Little Boy is doing really well. He spent a while (I’ve lost track of time, so everything is “a while”) with oxygen via CPAP, then went to a nasal cannula, then off altogether. He had some digestive challenges - apparently he hadn’t realized that he couldn’t both be born and keep his umbilical cord - but he’s absorbing food well now and nursing like he was born to do it. Which, y’know, he was. At one point he had a positive Staph culture, and that freaked me the hell out, but the doctor is 99% sure it was a contaminated sample, as there have been no other indicators of infection and no word on the follow-up test (apparently they only tell you if it’s bad?). He was a little yellow yesterday, so they’ll be checking his bilirubin this morning, but I’m hoping his excellent milk-sucking skills are enough to stave off the jaundice. He is a mellow, philosophical fellow, and has taken everything completely in stride. As much as one who can’t yet walk can take things in stride, at any rate.
Little Girl is also doing well, though she is smaller and has her own set of issues. She is also off the oxygen, but still has a nasal cannula blowing pressurized air up her (tiny!) little nose. She has had some jaundice, and is spending some time in the infant tanning booth (I guess she’s a real L.A. baby, after all). She started out with a really good latch and an enthusiastic suck, but her blood-oxygen levels were dropping when she nursed, so now the only time she gets supplemental oxygen is when she’s put to the breast. Over the last 18 hours or so, she has started refusing to nurse at all, and I think it’s because her nasal membranes are irritated from the cannula, and she’s trying to breathe through her mouth, which of course she can’t do very well when that mouth is full of nipple.

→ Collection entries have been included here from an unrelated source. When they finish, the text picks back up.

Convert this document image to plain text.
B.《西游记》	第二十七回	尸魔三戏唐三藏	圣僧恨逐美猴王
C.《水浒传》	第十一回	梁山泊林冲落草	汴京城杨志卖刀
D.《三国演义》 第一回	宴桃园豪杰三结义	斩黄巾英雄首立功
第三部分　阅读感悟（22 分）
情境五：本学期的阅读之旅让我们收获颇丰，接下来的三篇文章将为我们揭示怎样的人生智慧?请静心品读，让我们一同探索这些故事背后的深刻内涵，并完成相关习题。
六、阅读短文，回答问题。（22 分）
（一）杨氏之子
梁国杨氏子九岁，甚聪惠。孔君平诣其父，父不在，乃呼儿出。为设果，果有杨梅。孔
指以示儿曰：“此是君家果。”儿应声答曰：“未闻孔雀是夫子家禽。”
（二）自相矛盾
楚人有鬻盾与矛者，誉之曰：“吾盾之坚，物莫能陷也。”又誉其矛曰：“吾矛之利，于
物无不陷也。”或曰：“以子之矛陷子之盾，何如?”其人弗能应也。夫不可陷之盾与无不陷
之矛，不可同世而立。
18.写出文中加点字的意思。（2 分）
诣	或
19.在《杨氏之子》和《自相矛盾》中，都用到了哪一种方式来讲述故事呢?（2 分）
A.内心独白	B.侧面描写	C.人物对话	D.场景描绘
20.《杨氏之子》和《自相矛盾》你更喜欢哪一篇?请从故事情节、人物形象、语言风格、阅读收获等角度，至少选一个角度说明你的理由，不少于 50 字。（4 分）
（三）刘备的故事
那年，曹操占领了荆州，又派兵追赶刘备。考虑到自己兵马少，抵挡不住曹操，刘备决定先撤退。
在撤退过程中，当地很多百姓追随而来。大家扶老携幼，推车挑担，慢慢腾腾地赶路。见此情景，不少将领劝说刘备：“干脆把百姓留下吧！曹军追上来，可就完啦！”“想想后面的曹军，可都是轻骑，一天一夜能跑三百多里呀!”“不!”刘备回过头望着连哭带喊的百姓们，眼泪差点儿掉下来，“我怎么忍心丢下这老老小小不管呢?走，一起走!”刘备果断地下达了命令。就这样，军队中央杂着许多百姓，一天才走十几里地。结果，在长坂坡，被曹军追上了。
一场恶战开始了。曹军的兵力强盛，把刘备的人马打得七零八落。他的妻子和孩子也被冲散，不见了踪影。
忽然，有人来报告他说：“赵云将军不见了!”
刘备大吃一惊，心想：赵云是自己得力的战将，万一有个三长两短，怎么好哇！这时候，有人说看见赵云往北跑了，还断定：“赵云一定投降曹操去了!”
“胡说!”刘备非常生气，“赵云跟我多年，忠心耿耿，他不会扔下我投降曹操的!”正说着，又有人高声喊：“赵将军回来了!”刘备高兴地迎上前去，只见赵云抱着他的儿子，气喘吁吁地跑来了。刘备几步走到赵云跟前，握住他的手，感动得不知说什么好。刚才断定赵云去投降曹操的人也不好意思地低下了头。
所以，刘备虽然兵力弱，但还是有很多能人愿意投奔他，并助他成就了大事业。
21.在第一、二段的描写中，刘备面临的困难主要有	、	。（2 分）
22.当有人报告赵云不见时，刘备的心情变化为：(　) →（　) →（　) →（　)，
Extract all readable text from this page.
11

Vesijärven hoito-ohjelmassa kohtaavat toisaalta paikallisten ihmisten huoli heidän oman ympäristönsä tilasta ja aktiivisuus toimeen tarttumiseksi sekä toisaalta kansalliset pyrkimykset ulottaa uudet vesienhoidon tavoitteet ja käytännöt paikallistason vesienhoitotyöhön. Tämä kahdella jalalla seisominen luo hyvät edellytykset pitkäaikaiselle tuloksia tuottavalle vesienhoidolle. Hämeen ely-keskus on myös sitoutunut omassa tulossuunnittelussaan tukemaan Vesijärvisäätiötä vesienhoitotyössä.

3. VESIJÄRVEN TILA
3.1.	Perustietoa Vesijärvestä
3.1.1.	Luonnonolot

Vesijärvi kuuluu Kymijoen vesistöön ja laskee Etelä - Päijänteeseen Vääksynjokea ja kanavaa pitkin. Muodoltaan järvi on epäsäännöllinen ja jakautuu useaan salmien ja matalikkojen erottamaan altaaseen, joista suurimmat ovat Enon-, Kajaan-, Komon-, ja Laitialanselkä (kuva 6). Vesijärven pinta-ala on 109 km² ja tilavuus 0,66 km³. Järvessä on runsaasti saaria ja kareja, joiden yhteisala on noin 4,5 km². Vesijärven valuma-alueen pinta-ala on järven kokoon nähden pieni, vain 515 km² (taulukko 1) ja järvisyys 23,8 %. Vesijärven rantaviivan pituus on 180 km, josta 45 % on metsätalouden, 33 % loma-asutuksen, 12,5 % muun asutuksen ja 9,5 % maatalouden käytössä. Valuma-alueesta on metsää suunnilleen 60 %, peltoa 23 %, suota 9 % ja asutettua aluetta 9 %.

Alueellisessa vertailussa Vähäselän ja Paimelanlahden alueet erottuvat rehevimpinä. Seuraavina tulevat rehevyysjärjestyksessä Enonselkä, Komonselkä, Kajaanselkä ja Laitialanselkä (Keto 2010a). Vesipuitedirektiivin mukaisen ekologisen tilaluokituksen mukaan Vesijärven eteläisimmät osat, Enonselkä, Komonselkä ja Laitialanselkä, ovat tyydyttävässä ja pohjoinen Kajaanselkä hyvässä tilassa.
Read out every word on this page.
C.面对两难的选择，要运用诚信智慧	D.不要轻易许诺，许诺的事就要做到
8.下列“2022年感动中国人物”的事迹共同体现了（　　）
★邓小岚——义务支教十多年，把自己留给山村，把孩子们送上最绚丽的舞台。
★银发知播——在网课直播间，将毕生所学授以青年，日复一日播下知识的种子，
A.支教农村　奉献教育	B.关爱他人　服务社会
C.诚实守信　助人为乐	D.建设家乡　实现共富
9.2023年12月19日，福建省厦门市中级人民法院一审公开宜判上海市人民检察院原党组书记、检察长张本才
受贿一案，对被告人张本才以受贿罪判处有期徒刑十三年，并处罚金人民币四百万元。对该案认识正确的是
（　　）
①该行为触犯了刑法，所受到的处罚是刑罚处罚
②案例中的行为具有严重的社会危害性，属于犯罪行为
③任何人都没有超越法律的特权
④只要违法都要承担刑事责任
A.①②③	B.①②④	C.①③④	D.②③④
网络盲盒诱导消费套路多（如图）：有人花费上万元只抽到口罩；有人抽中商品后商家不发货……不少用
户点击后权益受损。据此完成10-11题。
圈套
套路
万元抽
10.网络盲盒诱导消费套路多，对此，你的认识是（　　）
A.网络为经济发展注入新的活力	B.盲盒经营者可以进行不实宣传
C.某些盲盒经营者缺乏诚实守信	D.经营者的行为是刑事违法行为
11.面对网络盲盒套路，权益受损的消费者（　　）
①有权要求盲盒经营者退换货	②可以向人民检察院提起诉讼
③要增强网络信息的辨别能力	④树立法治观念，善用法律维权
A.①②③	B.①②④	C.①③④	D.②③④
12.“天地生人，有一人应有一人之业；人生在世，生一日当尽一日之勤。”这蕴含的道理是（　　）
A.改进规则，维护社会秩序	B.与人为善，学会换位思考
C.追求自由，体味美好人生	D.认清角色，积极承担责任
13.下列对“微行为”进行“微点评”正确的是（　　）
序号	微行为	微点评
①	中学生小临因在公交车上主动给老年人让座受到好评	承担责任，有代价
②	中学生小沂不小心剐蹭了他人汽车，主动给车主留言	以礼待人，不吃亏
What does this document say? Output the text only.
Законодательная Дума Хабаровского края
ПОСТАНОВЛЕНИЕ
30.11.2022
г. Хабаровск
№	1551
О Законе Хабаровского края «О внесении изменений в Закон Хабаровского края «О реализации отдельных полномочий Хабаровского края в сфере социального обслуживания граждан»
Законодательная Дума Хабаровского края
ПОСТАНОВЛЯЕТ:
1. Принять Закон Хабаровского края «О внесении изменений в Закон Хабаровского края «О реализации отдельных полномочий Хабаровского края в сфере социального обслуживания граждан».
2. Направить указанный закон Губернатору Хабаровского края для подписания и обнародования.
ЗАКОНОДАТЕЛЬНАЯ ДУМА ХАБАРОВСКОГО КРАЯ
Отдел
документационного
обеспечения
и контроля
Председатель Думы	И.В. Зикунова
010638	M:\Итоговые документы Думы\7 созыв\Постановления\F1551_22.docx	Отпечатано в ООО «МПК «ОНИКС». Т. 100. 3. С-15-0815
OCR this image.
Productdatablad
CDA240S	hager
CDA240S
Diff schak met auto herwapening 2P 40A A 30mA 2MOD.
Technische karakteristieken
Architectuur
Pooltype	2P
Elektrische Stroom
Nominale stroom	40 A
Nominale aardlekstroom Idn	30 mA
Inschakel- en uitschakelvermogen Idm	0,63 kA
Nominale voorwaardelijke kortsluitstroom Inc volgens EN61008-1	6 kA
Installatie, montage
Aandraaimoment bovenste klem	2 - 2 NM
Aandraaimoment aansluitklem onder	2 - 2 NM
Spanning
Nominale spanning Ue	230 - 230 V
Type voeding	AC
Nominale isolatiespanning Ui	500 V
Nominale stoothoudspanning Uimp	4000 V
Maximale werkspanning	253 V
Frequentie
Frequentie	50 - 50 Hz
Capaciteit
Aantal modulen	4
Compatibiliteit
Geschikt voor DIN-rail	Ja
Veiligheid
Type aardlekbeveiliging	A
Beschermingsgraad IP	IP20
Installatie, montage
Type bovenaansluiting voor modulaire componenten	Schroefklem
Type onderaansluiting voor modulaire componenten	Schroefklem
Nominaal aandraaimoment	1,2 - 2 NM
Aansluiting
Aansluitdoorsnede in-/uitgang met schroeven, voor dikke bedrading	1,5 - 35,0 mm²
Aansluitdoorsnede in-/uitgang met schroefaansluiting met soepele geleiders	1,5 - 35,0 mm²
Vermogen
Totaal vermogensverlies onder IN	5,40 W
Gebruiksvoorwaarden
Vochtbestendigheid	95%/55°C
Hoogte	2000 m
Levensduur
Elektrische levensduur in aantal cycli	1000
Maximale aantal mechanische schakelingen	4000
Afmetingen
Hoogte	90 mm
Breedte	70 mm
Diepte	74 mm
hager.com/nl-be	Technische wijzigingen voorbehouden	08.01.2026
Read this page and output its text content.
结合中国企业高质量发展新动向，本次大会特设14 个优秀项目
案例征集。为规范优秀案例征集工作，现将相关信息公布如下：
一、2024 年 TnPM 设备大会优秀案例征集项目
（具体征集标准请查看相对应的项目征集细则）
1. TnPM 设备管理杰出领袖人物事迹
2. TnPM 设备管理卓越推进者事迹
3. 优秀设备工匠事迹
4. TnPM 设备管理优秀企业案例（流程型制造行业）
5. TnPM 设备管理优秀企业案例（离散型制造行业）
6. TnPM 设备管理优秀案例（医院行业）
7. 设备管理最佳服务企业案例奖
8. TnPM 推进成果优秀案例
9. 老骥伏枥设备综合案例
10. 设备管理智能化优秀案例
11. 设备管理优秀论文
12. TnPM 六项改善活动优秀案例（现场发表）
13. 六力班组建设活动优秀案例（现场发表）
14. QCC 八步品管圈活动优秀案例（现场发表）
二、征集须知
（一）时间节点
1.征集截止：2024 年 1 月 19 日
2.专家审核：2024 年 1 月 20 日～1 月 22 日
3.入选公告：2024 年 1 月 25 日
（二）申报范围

I just figured this out last night, and I’m going to run it by her doctor this morning. Little Girl is a woman of strong opinions, and has declared herself very peeved about the whole thing.
I’m too exhausted, both physically and emotionally, to link to explanations of all of these terms, so please do your own Googling.
The babies are both absolutely beautiful. Little Boy looks like a real baby now, while Little Girl still has the skinny-monkey preemie look about her - she was born nearly a pound lighter but half an inch longer than her brother. No definite word on when we’ll have them home, but the doctors and nurses have been very reassuring that all of these breathing/feeding/tanning issues are common with 36-weekers, and they are not worried about their long term well-being.
As for me, I am very sore, very emotional, very tired, and my feet and ankles are swollen to the size of tree trunks. I didn’t manage to have my homebirth, or my vaginal birth, and my babies are maybe a little undercooked, but I am happier than I can ever express to have them. Now I just can’t wait to get them home.
Whoops. So much for getting more sleep. Off to scarf down some eggs now.